Urteil vom 11. März 2013
Strafrechtliche Abteilung

Besetzung
Bundesrichter Mathys, Präsident,
Bundesrichter Denys, Oberholzer,
Gerichtsschreiber Keller.

Verfahrensbeteiligte
Staatsanwaltschaft Brugg-Zurzach, Wildischachenstrasse 14, 5200 Brugg AG,
Beschwerdeführerin,

gegen

X.________, vertreten durch Rechtsanwältin Maja Gehrig,
Beschwerdegegnerin.

Gegenstand
Rechtswidriger Aufenthalt (Art. 115 Abs. 1 lit. b AuG),

Beschwerde gegen das Urteil des Obergerichts
des Kantons Aargau, Strafgericht, 2. Kammer,
vom 21. August 2012.

Sachverhalt:

A.
X.________ hätte die Schweiz nach dem rechtskräftigen Entscheid des Bundesamtes
für Flüchtlinge per 25. Juli 2002 verlassen müssen. Dies tat sie nicht. Am 27.
Januar 2011 wurde sie wegen rechtswidrigen Aufenthaltes verurteilt.
Die Anklage wirft der Angeschuldigten vor, sich zwischen dem 23. Dezember 2010
und dem 5. Oktober 2011 weiterhin widerrechtlich in der Schweiz aufgehalten zu
haben.

B.
Das Bezirksgericht Brugg verurteilte die Angeschuldigte wegen rechtswidrigen
Aufenthaltes zu einer unbedingten Freiheitsstrafe von drei Monaten und
widerrief die bedingte Geldstrafe von 180 Tagessätzen zu Fr. 30.-- vom 27.
Januar 2011.
Das Obergericht des Kantons Aargau hiess die Berufung der Angeschuldigten am
21. August 2012 gut und stellte das Strafverfahren gegen sie ein.

C.
Die Staatsanwaltschaft Brugg-Zurzach erhebt Beschwerde in Strafsachen.
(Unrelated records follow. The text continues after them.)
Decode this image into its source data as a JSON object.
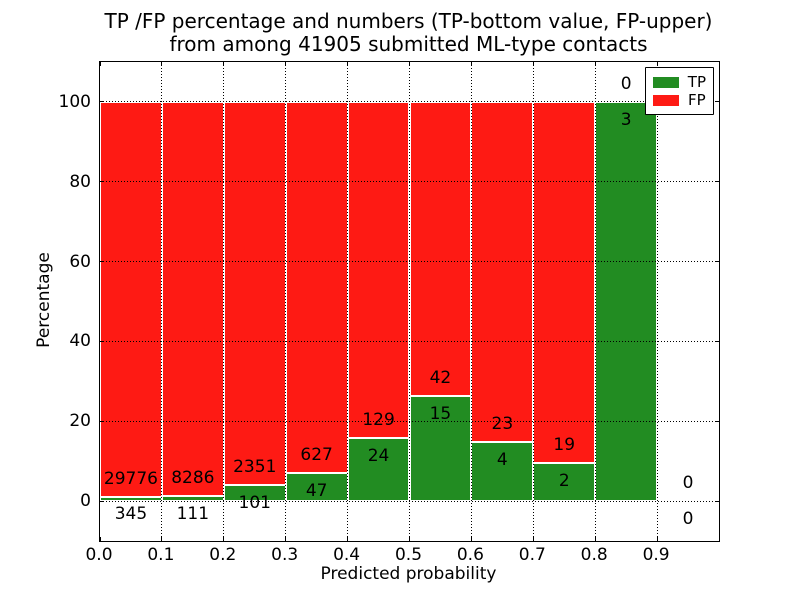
{
  "title": {
    "line1": "TP /FP percentage and numbers (TP-bottom value, FP-upper)",
    "line2": "from among 41905 submitted ML-type contacts"
  },
  "axes": {
    "xlabel": "Predicted probability",
    "ylabel": "Percentage"
  },
  "legend": [
    {
      "label": "TP",
      "color": "#228c22"
    },
    {
      "label": "FP",
      "color": "#fe1a14"
    }
  ],
  "colors": {
    "tp_green": "#228c22",
    "fp_red": "#fe1a14",
    "text": "#000000",
    "background": "#ffffff",
    "bar_edge": "#ffffff",
    "grid": "#000000"
  },
  "chart_data": {
    "type": "bar",
    "stacked": true,
    "normalized": "each drawn bar stack sums to 100%",
    "title": "TP /FP percentage and numbers (TP-bottom value, FP-upper) from among 41905 submitted ML-type contacts",
    "xlabel": "Predicted probability",
    "ylabel": "Percentage",
    "xlim": [
      0.0,
      1.0
    ],
    "ylim": [
      -10,
      110
    ],
    "xticks": [
      "0.0",
      "0.1",
      "0.2",
      "0.3",
      "0.4",
      "0.5",
      "0.6",
      "0.7",
      "0.8",
      "0.9"
    ],
    "yticks": [
      "0",
      "20",
      "40",
      "60",
      "80",
      "100"
    ],
    "grid": "dotted black, both axes, drawn above bars",
    "legend_position": "upper right",
    "total_contacts": 41905,
    "categories": [
      "0.0-0.1",
      "0.1-0.2",
      "0.2-0.3",
      "0.3-0.4",
      "0.4-0.5",
      "0.5-0.6",
      "0.6-0.7",
      "0.7-0.8",
      "0.8-0.9",
      "0.9-1.0"
    ],
    "bins": [
      {
        "range": [
          0.0,
          0.1
        ],
        "tp": 345,
        "fp": 29776,
        "tp_percent": 1.15
      },
      {
        "range": [
          0.1,
          0.2
        ],
        "tp": 111,
        "fp": 8286,
        "tp_percent": 1.32
      },
      {
        "range": [
          0.2,
          0.3
        ],
        "tp": 101,
        "fp": 2351,
        "tp_percent": 4.12
      },
      {
        "range": [
          0.3,
          0.4
        ],
        "tp": 47,
        "fp": 627,
        "tp_percent": 6.97
      },
      {
        "range": [
          0.4,
          0.5
        ],
        "tp": 24,
        "fp": 129,
        "tp_percent": 15.69
      },
      {
        "range": [
          0.5,
          0.6
        ],
        "tp": 15,
        "fp": 42,
        "tp_percent": 26.32
      },
      {
        "range": [
          0.6,
          0.7
        ],
        "tp": 4,
        "fp": 23,
        "tp_percent": 14.81
      },
      {
        "range": [
          0.7,
          0.8
        ],
        "tp": 2,
        "fp": 19,
        "tp_percent": 9.52
      },
      {
        "range": [
          0.8,
          0.9
        ],
        "tp": 3,
        "fp": 0,
        "tp_percent": 100.0
      },
      {
        "range": [
          0.9,
          1.0
        ],
        "tp": 0,
        "fp": 0,
        "tp_percent": 0
      }
    ],
    "series": [
      {
        "name": "TP",
        "color": "#228c22",
        "values": [
          345,
          111,
          101,
          47,
          24,
          15,
          4,
          2,
          3,
          0
        ]
      },
      {
        "name": "FP",
        "color": "#fe1a14",
        "values": [
          29776,
          8286,
          2351,
          627,
          129,
          42,
          23,
          19,
          0,
          0
        ]
      }
    ]
  }
}
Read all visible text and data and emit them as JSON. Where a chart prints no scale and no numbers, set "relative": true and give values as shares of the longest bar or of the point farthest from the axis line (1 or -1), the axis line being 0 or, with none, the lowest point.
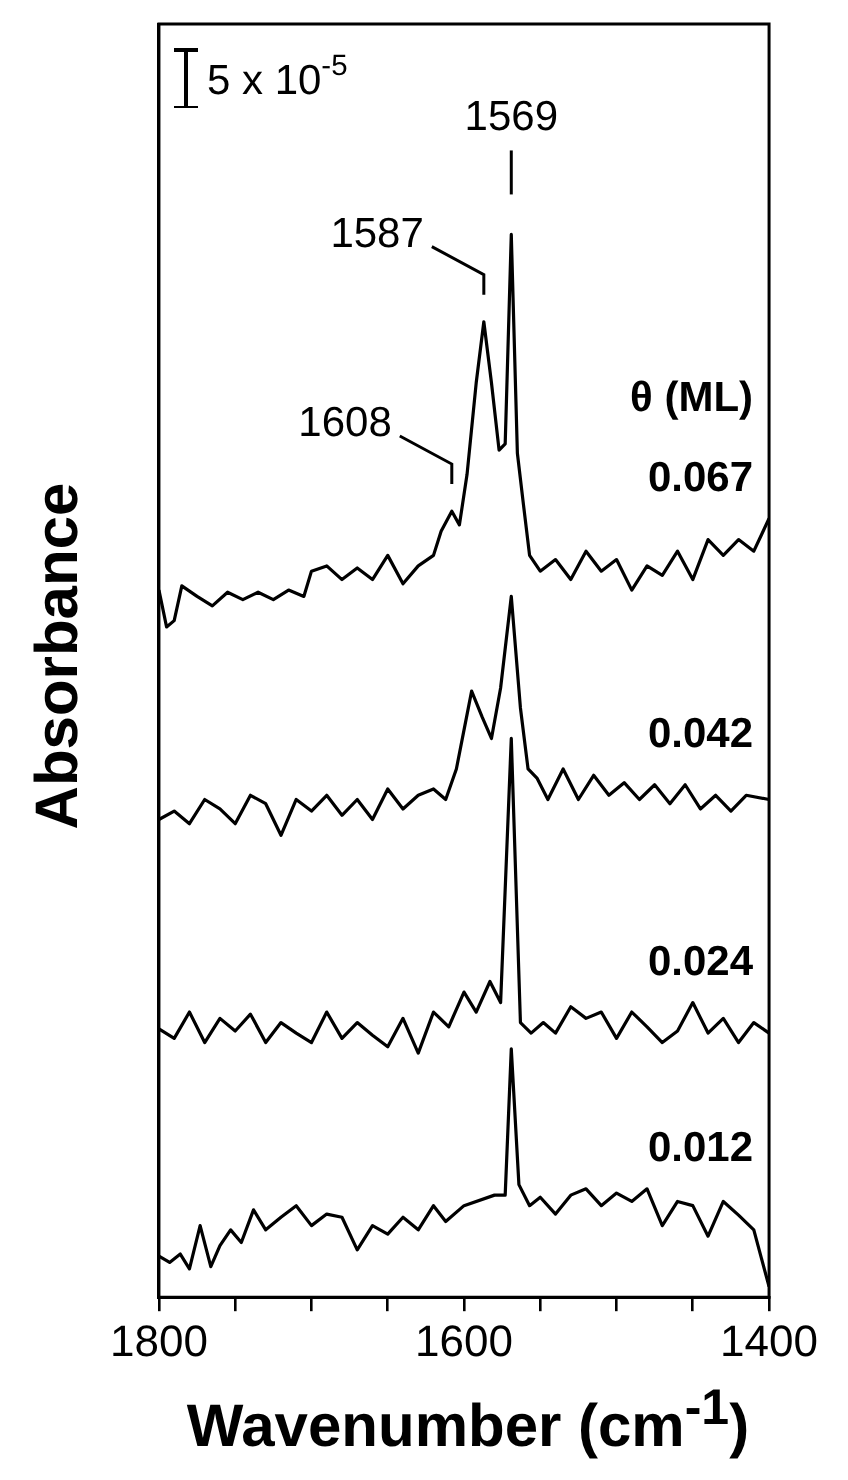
{
  "chart_data": {
    "type": "line",
    "relative": true,
    "xlabel": "Wavenumber (cm$^{-1}$)",
    "ylabel": "Absorbance",
    "legend_title": "θ (ML)",
    "tick_labels": "x",
    "xlim": [
      1800,
      1400
    ],
    "xticks": [
      1800,
      {
        "value": 1750,
        "label": null
      },
      {
        "value": 1700,
        "label": null
      },
      {
        "value": 1650,
        "label": null
      },
      1600,
      {
        "value": 1550,
        "label": null
      },
      {
        "value": 1500,
        "label": null
      },
      {
        "value": 1450,
        "label": null
      },
      1400
    ],
    "annotations": [
      "5 x 10$^{-5}$",
      {
        "text": "1608",
        "x": 1608,
        "y": 0.74
      },
      {
        "text": "1587",
        "x": 1587,
        "y": 0.92
      },
      {
        "text": "1569",
        "x": 1569,
        "y": 1.0
      }
    ],
    "series": [
      {
        "name": "0.067",
        "color": "#000000",
        "x": [
          1800,
          1795,
          1790,
          1785,
          1775,
          1765,
          1755,
          1745,
          1735,
          1725,
          1715,
          1705,
          1700,
          1690,
          1680,
          1670,
          1660,
          1650,
          1640,
          1630,
          1620,
          1615,
          1608,
          1603,
          1598,
          1592,
          1587,
          1582,
          1577,
          1573,
          1569,
          1565,
          1561,
          1557,
          1550,
          1540,
          1530,
          1520,
          1510,
          1500,
          1490,
          1480,
          1470,
          1460,
          1450,
          1440,
          1430,
          1420,
          1410,
          1400
        ],
        "values": [
          0.662,
          0.627,
          0.633,
          0.666,
          0.656,
          0.647,
          0.66,
          0.653,
          0.66,
          0.653,
          0.662,
          0.656,
          0.68,
          0.685,
          0.672,
          0.683,
          0.672,
          0.695,
          0.668,
          0.685,
          0.695,
          0.718,
          0.737,
          0.724,
          0.772,
          0.859,
          0.917,
          0.859,
          0.795,
          0.801,
          1.0,
          0.792,
          0.743,
          0.695,
          0.68,
          0.691,
          0.672,
          0.699,
          0.68,
          0.691,
          0.662,
          0.685,
          0.676,
          0.699,
          0.672,
          0.71,
          0.695,
          0.71,
          0.699,
          0.73
        ]
      },
      {
        "name": "0.042",
        "color": "#000000",
        "x": [
          1800,
          1790,
          1780,
          1770,
          1760,
          1750,
          1740,
          1730,
          1720,
          1710,
          1700,
          1690,
          1680,
          1670,
          1660,
          1650,
          1640,
          1630,
          1620,
          1612,
          1605,
          1595,
          1588,
          1582,
          1576,
          1569,
          1563,
          1558,
          1552,
          1545,
          1535,
          1525,
          1515,
          1505,
          1495,
          1485,
          1475,
          1465,
          1455,
          1445,
          1435,
          1425,
          1415,
          1400
        ],
        "values": [
          0.444,
          0.452,
          0.44,
          0.463,
          0.454,
          0.44,
          0.467,
          0.459,
          0.429,
          0.463,
          0.452,
          0.467,
          0.448,
          0.463,
          0.444,
          0.473,
          0.454,
          0.467,
          0.473,
          0.463,
          0.492,
          0.566,
          0.541,
          0.521,
          0.569,
          0.656,
          0.55,
          0.492,
          0.483,
          0.463,
          0.492,
          0.463,
          0.486,
          0.467,
          0.479,
          0.463,
          0.477,
          0.459,
          0.477,
          0.454,
          0.467,
          0.452,
          0.467,
          0.463
        ]
      },
      {
        "name": "0.024",
        "color": "#000000",
        "x": [
          1800,
          1790,
          1780,
          1770,
          1760,
          1750,
          1740,
          1730,
          1720,
          1710,
          1700,
          1690,
          1680,
          1670,
          1660,
          1650,
          1640,
          1630,
          1620,
          1610,
          1600,
          1592,
          1583,
          1576,
          1569,
          1563,
          1556,
          1548,
          1540,
          1530,
          1520,
          1510,
          1500,
          1490,
          1480,
          1470,
          1460,
          1450,
          1440,
          1430,
          1420,
          1410,
          1400
        ],
        "values": [
          0.245,
          0.236,
          0.261,
          0.232,
          0.255,
          0.243,
          0.259,
          0.232,
          0.251,
          0.241,
          0.232,
          0.261,
          0.236,
          0.251,
          0.239,
          0.228,
          0.255,
          0.222,
          0.261,
          0.247,
          0.28,
          0.261,
          0.29,
          0.27,
          0.521,
          0.251,
          0.241,
          0.251,
          0.241,
          0.266,
          0.255,
          0.261,
          0.236,
          0.261,
          0.247,
          0.232,
          0.243,
          0.27,
          0.241,
          0.255,
          0.232,
          0.251,
          0.241
        ]
      },
      {
        "name": "0.012",
        "color": "#000000",
        "x": [
          1800,
          1793,
          1786,
          1780,
          1773,
          1766,
          1760,
          1753,
          1746,
          1738,
          1730,
          1720,
          1710,
          1700,
          1690,
          1680,
          1670,
          1660,
          1650,
          1640,
          1630,
          1620,
          1612,
          1600,
          1580,
          1573,
          1569,
          1564,
          1557,
          1550,
          1540,
          1530,
          1520,
          1510,
          1500,
          1490,
          1480,
          1470,
          1460,
          1450,
          1440,
          1430,
          1420,
          1410,
          1400
        ],
        "values": [
          0.029,
          0.023,
          0.031,
          0.017,
          0.058,
          0.019,
          0.039,
          0.054,
          0.042,
          0.073,
          0.054,
          0.066,
          0.077,
          0.058,
          0.069,
          0.066,
          0.035,
          0.058,
          0.05,
          0.066,
          0.054,
          0.077,
          0.062,
          0.077,
          0.087,
          0.087,
          0.226,
          0.097,
          0.077,
          0.085,
          0.069,
          0.087,
          0.093,
          0.077,
          0.089,
          0.081,
          0.093,
          0.058,
          0.081,
          0.077,
          0.048,
          0.081,
          0.068,
          0.054,
          0.0
        ]
      }
    ]
  }
}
Sie
beantragt, den angefochtenen Entscheid aufzuheben und die Angeschuldigte
entsprechend dem Urteil des Bezirksgerichts Brugg zu verurteilen. Eventualiter
sei die Sache zur neuen Beurteilung an die Vorinstanz zurückzuweisen.

D.
Das Obergericht des Kantons Aargau verzichtet auf eine Stellungnahme.
X.________ beantragt, die Beschwerde sei abzuweisen.

Erwägungen:

1.
1.1 Die Beschwerdeführerin rügt, die Vorinstanz habe zu Unrecht angenommen, das
Rückführungsverfahren habe gegenüber einer Bestrafung wegen illegalen
Aufenthalts Vorrang. Aufgrund des Schengen-Besitzstandes sei die Schweiz
verpflichtet, die Richtlinie 2008/115/EG des Europäischen Parlaments und des
Rates vom 16. Dezember 2008 über gemeinsame Normen und Verfahren in den
Mitgliedstaaten zur Rückführung illegal aufhältiger Drittstaatsangehöriger
(ABl. L 348 vom 24. Dezember 2008, S. 98 ff.; nachfolgend:
EU-Rückführungsrichtlinie) zu beachten. Die Schweiz habe sie gemäss der
Beschwerdeführerin in Landesrecht umgesetzt, sich jedoch der Rechtsprechung des
Europäischen Gerichtshofs (EuGH) nicht unterworfen. Die
EU-Rückführungsrichtlinie sehe vor, dass bei der Wegweisung von illegal
anwesenden Personen Zwangsmassnahmen angewendet werden dürften, jedoch nicht
müssten. Eine Verpflichtung bestehe insbesondere nicht, wenn sich sämtliche
Bemühungen des betreffenden Staates als aussichtslos erwiesen, weil die Person
nicht kooperiere. Zudem habe der EuGH lediglich entschieden, dass eine wegen
illegalen Aufenthalts ausgesprochene Strafe die Rückführung nicht verzögern und
damit die praktische Wirksamkeit der EU-Rückführungsrichtlinie nicht
beeinträchtigen dürfe.
Die Beschwerdeführerin bringt vor, nach einem längerem illegalen Aufenthalt
könne eine Freiheitsstrafe die Wegweisung nicht mehr beeinträchtigen, da eine
freiwillige Ausreise nicht stattfinde und eine sofortige Abschiebung nicht zu
erwarten sei. Treffe dieser unwahrscheinliche Fall dennoch ein, könne vom
Opportunitätsprinzip gemäss Art. 115 Abs. 4 des Bundesgesetzes über die
Ausländerinnen und Ausländer (AuG; SR 142.20) Gebrauch gemacht werden. Es sei
realitätsfremd, wenn die Vorinstanz verlange, die Beschwerdegegnerin zuerst in
Ausschaffungshaft zu versetzen, bevor ihre Straftaten strafrechtlich geahndet
werden könnten. Weder Art. 115 Abs. 4 AuG noch Art. 8 StPO böten eine
Grundlage, das Verfahren einzustellen (Beschwerde, S. 3 ff.).
Die Beschwerdeführerin begründet in ihren weiteren Ausführungen, weshalb die
erste Instanz zu Recht eine unbedingte Freiheitsstrafe von drei Monaten
ausgefällt und die bedingte Vorstrafe widerrufen hat (Beschwerde, S. 8 ff.).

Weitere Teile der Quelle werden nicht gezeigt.